Analysis of Eye Tracking Data from Parkinson’s Patients using Machine Learning

University essay from KTH/Skolan för elektroteknik och datavetenskap (EECS)

Abstract: Parkinson’s disease is a brain disorder associated with reduced dopamine levels in the brain, affecting cognition and motor control in the human brain. One of the motor controls that can be affected is eye movements and can therefore be critically affected in patients with Parkinson’s disease. Eye movement can be measured using eye trackers, and this data can be used for analyzing the eye movement characteristics in Parkinson’s disease. The eye movement analysis provides the possibility of diagnostics and can therefore lead to further insights into Parkinson’s disease. In this thesis, feature extraction of clinical relevance in diagnosing Parkinson’s patients from eye movement data is studied. We have used an autoencoder (AE) constructed to learn micro and macro-scaled representation for eye movements and constructed three different models. Learning of the AEs was evaluated using the F1 score, and differences were statistically assessed using the Wilcoxon sign rank test. Extracted features from data based on patients and healthy subjects were visualized using t-SNE. Using the extracted features, we have measured differences in features using cosine and Mahalanobis distances.

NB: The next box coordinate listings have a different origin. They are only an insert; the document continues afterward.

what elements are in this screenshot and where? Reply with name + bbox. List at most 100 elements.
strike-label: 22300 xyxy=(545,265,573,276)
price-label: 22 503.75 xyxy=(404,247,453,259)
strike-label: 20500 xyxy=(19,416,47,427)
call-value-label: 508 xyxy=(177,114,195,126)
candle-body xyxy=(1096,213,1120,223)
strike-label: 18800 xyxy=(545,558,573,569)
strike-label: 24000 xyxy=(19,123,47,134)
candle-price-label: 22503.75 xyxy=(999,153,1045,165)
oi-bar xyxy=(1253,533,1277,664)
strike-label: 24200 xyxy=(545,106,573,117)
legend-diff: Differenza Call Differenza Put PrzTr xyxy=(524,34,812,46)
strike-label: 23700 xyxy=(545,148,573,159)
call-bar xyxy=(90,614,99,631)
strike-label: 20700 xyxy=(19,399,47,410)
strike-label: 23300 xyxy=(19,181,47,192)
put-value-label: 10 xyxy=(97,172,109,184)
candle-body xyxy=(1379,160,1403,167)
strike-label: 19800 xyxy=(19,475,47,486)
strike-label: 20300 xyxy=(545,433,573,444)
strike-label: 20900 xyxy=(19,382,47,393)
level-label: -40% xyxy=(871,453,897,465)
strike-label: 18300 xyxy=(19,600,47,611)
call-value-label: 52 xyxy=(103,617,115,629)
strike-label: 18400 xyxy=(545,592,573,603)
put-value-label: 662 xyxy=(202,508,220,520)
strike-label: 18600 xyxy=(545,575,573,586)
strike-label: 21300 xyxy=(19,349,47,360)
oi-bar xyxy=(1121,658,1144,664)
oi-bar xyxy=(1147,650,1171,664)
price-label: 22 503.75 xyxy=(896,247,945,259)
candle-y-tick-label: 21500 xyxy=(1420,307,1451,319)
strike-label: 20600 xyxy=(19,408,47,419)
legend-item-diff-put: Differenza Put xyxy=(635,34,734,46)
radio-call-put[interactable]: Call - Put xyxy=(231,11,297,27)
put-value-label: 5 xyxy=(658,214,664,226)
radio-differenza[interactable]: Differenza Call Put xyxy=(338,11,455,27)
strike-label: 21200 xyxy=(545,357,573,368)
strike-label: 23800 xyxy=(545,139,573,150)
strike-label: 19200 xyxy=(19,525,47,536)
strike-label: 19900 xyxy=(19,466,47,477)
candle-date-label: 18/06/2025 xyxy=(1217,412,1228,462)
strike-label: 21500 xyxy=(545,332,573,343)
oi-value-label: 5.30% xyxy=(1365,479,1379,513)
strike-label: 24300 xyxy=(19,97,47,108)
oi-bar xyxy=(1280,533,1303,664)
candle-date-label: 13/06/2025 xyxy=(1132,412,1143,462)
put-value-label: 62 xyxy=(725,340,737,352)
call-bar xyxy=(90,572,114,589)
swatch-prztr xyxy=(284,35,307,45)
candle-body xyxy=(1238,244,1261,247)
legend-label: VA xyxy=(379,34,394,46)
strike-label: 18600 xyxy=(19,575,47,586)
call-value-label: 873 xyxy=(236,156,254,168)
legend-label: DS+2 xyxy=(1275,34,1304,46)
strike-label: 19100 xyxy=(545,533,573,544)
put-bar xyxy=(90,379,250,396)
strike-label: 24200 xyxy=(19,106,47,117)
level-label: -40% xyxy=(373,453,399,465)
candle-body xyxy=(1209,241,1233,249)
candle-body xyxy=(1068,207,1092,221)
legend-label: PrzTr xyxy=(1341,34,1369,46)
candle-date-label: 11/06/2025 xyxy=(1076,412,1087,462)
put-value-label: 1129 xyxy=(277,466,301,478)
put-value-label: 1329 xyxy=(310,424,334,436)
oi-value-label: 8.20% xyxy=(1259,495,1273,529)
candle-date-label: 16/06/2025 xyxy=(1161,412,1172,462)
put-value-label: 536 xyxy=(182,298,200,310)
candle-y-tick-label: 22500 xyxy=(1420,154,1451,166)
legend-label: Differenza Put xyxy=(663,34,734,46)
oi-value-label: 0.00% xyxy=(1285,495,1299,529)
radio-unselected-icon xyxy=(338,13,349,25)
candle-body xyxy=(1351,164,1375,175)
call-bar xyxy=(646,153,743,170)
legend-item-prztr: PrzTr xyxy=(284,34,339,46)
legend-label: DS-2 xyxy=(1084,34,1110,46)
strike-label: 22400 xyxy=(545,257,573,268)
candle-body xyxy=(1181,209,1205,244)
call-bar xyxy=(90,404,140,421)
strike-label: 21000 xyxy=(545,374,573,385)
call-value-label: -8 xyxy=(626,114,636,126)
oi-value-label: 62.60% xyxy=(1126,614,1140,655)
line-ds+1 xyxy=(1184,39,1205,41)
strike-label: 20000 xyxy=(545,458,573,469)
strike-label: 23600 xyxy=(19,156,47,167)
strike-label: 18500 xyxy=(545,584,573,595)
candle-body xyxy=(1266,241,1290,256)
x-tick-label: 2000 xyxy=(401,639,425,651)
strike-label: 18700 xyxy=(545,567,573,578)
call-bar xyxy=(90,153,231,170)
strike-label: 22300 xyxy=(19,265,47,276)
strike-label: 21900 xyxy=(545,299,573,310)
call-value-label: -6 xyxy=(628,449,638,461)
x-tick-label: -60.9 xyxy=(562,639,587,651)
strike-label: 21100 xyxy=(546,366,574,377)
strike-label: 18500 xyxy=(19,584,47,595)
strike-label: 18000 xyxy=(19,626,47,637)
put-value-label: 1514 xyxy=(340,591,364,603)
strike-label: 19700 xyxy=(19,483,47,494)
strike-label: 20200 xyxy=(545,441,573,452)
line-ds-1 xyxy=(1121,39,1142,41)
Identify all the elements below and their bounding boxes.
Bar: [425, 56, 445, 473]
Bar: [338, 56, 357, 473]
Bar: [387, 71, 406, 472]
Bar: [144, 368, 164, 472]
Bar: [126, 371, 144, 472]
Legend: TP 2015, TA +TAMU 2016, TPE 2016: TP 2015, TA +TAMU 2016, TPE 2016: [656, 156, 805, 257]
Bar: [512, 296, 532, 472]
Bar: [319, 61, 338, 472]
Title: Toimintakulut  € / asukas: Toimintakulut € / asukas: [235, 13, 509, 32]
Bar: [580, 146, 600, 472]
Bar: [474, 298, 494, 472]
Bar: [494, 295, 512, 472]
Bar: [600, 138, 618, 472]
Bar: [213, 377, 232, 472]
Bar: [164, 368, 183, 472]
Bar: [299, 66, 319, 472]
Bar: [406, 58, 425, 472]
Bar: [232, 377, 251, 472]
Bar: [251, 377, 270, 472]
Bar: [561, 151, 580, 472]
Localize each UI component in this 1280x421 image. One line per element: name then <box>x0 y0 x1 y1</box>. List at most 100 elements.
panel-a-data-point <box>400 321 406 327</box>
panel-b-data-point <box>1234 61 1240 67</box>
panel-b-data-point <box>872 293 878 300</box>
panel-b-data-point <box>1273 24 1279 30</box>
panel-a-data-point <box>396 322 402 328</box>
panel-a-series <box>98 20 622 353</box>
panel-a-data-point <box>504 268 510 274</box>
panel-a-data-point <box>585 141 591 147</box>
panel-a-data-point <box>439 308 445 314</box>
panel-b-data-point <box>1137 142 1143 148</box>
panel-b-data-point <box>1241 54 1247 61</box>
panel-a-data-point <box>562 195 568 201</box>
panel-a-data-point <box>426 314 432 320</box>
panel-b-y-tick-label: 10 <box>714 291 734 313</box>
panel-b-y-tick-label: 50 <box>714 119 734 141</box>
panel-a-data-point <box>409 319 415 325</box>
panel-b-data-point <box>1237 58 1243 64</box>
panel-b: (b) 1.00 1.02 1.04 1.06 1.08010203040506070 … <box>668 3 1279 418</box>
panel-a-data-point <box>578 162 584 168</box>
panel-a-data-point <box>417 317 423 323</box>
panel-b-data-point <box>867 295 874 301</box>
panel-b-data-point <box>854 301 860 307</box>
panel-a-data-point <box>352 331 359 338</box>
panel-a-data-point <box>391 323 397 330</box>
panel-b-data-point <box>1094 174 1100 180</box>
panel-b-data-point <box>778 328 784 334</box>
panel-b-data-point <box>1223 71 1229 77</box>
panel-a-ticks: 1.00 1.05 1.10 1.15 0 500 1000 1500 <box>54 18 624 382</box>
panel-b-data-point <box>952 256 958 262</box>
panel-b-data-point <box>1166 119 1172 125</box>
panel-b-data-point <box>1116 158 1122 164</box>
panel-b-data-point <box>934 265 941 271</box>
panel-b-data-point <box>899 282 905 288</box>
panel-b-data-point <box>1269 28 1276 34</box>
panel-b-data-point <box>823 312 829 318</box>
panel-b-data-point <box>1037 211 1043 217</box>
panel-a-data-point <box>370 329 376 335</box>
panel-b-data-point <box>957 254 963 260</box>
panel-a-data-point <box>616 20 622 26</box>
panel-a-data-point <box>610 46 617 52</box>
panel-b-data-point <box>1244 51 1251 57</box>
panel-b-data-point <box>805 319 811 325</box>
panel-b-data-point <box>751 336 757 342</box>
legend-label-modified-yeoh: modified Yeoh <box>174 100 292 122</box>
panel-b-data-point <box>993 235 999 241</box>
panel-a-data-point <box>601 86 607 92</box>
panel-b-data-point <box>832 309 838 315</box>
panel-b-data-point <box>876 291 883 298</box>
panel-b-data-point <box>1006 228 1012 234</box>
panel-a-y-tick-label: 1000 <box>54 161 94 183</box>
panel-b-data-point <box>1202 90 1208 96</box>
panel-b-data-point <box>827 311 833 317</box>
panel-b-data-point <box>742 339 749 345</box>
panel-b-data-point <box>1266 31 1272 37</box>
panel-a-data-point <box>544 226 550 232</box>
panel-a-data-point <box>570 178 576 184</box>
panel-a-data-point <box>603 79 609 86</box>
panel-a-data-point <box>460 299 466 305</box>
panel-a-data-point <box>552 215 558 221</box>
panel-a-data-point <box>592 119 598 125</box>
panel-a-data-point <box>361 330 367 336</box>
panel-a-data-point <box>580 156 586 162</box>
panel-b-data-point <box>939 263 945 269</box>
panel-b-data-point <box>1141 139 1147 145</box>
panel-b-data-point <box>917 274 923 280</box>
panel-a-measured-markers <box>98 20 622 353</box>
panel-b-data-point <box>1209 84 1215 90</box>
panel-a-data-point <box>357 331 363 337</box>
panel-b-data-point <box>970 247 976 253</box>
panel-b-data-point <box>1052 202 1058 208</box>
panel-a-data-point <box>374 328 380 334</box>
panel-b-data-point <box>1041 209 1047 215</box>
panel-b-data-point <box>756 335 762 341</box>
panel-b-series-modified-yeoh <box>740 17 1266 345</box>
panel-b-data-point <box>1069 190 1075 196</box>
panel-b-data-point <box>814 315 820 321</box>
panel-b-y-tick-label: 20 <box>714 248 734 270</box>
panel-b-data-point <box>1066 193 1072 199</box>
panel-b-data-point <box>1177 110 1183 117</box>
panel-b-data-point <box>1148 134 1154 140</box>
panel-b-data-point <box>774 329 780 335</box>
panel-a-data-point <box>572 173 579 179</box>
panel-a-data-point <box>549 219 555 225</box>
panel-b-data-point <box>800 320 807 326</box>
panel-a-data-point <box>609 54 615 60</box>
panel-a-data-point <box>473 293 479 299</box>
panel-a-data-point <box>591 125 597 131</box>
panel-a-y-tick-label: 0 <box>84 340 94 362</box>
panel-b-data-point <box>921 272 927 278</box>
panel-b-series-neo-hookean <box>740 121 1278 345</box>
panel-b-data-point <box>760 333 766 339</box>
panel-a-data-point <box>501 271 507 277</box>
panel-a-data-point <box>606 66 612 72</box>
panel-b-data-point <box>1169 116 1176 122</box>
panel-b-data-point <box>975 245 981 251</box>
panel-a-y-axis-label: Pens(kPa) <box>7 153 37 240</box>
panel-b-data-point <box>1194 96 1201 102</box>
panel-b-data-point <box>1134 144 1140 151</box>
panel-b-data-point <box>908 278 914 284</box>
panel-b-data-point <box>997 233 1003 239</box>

We have furthermore clustered the features using fuzzy c-means. Qualities of the generated clusters were assessed by F1-score, fuzzy partition coefficient, Dunn’s index and silhouette index. Based on successful tests using a test data set of a previous publication, we believe that the network used in this thesis has learned to represent natural eye movement from subjects allowed to move their eye freely. However, distances, visualizations, clustering all suggest that latent representations from the autoencoder do not provide a good separation of data from patients and healthy subjects. We, therefore, conclude that a micro-macro autoencoder does not suit the purpose of generating a latent representation of saccade movements of the type used in this thesis.